Sterling Bancorp, Inc. (SBT) is facing a significant shift as the company announced a definitive agreement to sell Sterling Bank to EverBank Financial Corp. for a cash consideration of $261 million. This strategic move signals the end of an era for Sterling Bancorp, as they have adopted a plan to dissolve and wind down operations as quickly as possible post-sale.
To ensure a smooth transition, trustees representing 38% of Sterling’s common stock have already agreed to vote in favor of the sale. The deal, however, remains subject to regulatory and shareholder approval and is projected to close in the first quarter of 2025.
As part of the sale to EverBank, Sterling Bank will be divesting all its residential tenant-in-common mortgage loans to Bayview Acquisitions LLC prior to the completion of the transaction. Following the sale, Sterling Bank will merge into EverBank, resulting in all branches (excluding the Michigan branch, which will be closed) operating under the EverBank brand.
For depositors, FDIC coverage will remain intact, while loan customers will transition seamlessly to EverBank’s platform. In the aftermath of the sale, Sterling plans to voluntarily delist its common stock from Nasdaq and deregister, effectively ending its reporting obligations under the Securities Exchange Act.

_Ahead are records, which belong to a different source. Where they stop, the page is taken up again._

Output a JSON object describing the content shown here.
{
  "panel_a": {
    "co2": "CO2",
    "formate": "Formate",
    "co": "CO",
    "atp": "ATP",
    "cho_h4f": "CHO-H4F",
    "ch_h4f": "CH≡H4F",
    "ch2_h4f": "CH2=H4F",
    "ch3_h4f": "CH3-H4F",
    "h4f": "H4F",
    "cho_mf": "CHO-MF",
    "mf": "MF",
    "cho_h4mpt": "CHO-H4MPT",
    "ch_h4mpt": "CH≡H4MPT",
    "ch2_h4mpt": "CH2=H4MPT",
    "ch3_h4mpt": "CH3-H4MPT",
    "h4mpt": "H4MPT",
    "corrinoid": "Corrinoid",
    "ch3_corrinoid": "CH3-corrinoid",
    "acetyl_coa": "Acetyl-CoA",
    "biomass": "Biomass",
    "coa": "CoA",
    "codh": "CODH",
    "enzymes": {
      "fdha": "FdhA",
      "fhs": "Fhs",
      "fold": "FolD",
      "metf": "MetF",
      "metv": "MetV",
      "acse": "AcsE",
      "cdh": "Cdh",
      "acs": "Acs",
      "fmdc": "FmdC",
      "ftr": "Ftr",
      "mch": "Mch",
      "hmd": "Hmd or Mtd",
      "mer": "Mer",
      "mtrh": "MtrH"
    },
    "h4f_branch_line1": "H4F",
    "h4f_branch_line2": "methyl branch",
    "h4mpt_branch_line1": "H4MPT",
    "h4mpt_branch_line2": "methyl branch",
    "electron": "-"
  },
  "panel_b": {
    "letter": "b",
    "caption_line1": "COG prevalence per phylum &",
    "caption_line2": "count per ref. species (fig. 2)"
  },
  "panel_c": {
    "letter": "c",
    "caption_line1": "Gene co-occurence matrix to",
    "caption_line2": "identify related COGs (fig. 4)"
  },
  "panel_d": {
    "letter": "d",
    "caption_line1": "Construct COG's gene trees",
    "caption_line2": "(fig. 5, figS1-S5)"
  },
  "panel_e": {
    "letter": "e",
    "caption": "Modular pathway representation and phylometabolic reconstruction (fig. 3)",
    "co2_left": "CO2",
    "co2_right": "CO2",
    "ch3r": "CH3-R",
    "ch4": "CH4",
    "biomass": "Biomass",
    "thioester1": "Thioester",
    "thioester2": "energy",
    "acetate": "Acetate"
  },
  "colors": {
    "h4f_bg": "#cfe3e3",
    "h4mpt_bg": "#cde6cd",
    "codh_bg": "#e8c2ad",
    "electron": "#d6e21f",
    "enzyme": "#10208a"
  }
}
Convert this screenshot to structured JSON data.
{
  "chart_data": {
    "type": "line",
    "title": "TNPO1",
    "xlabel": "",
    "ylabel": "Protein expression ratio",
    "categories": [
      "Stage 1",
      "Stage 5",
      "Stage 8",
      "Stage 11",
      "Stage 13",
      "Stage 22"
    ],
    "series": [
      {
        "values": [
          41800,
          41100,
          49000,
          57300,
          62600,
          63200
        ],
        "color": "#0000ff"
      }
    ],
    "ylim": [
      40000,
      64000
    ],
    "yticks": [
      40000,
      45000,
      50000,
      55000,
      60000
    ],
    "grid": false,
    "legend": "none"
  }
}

The market reacted negatively to the news, with SBT shares experiencing a significant drop of 19.8% to $4.61 at the last check on Monday. This decline reflects investor sentiment surrounding the future of Sterling Bancorp following the sale.
As of June 30, 2024, Sterling Bancorp held $599.8 million in cash and due from banks, providing a glimpse into their financial position prior to the acquisition.